Directed by Michael Powell and Emeric Pressburger, one of the medium’s most formidable directing duos, The Life and Death of Colonel Blimp is only their second feature together.  They would of course go on to make such great movies as Black Narcissus (1947) and The Red Shoes (1948), but Colonel Blimp might just be the crème de la crème of their filmography. 

The film starts off in what seems like a military camp, and turns into a chase sequence as several soldiers try to pip a woman bearing critical news to a destination. 

An old general comes into the picture, played by Roger Livesey (aged through makeup) … and we are transported back in time, to forty years ago, in one of the most fascinating uses of flashbacks in cinema, where Livesey’s character, Clive Candy, is a young lieutenant in the British army. 

Colonel Blimp is an intimate epic that is hard to classify—it is a war movie, a comedy, a character study, a tale of romance, a tale of great friendship, and an elegy of growing old and of the passing of time.  It is also an ideological and political film, with Churchill infamously lending no financial or logistical support to its production. 

“War starts at midnight!”

Made during WWII, Colonel Blimp is certainly one of the towering achievements of British cinema.  And in retrospect, it is a film that speaks to us in very fundamental ways, despite its sheer ‘Britishness’ and Livesey’s bizarre accent. 

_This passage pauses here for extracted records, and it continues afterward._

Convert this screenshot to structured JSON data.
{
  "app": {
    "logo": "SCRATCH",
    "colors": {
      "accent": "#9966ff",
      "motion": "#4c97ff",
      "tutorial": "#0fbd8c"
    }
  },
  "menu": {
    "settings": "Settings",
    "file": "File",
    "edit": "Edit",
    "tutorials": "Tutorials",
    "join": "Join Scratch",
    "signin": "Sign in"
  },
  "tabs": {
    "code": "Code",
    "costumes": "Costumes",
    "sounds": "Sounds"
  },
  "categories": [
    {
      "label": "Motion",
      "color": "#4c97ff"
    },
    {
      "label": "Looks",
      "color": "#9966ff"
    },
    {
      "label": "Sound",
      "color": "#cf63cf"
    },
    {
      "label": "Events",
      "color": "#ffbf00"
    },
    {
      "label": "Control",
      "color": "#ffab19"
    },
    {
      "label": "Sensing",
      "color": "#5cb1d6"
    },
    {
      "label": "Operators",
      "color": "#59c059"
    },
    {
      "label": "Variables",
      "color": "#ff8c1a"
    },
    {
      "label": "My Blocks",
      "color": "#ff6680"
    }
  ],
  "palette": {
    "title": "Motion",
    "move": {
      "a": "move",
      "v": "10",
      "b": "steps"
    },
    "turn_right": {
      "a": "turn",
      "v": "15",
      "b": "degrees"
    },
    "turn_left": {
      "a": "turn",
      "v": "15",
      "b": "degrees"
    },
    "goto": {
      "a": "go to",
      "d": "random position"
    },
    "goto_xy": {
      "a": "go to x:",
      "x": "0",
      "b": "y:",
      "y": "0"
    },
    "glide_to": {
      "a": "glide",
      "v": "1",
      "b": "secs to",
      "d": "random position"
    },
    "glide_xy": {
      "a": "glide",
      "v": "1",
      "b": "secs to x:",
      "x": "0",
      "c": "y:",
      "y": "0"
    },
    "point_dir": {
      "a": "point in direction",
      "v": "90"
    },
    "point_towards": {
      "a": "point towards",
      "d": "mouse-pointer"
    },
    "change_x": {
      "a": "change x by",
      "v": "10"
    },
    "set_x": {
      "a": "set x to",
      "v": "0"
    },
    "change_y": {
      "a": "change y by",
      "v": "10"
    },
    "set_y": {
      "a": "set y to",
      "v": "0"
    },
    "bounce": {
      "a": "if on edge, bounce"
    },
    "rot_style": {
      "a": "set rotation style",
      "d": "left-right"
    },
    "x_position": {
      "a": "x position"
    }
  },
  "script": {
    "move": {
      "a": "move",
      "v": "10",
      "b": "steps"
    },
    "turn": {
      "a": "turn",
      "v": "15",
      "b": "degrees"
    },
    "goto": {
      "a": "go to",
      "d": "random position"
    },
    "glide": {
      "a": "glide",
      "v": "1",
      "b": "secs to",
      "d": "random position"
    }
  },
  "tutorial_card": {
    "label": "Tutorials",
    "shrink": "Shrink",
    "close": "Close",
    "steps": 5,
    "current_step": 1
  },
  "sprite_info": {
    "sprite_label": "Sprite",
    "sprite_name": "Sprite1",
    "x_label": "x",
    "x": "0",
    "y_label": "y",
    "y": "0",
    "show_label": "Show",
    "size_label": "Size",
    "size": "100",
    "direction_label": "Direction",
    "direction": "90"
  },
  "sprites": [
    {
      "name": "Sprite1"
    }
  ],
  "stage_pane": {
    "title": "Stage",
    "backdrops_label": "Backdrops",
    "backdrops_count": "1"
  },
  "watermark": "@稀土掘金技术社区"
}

It’s about living in a world that is continually shaped and defined by ideas, and one’s place in it—do you stand by your values, or do you change? 

The film chronicles Candy’s rise in the army, forging his greatest friendship with a German officer, and his relationships with three women (all remarkably played by the then 22-year old Deborah Kerr), representing three different generations as the film charts Candy’s life from the Boer War to WWII. 

The performances are splendid, and there are many unforgettable scenes—one of them involves a sword duel with its intricate lead-up inspiring the long take of De Niro’s character warming up and strutting to the boxing ring in Scorsese’s Raging Bull (1980). 

Best of all, Colonel Blimp doesn’t feel dated or overdrawn.  Running fifteen minutes shy of three hours, the film is tremendously engaging and despite packing so many things into one picture, it is never complicating.  This is earnest filmmaking at its finest, and I can feel the magic of cinema radiating.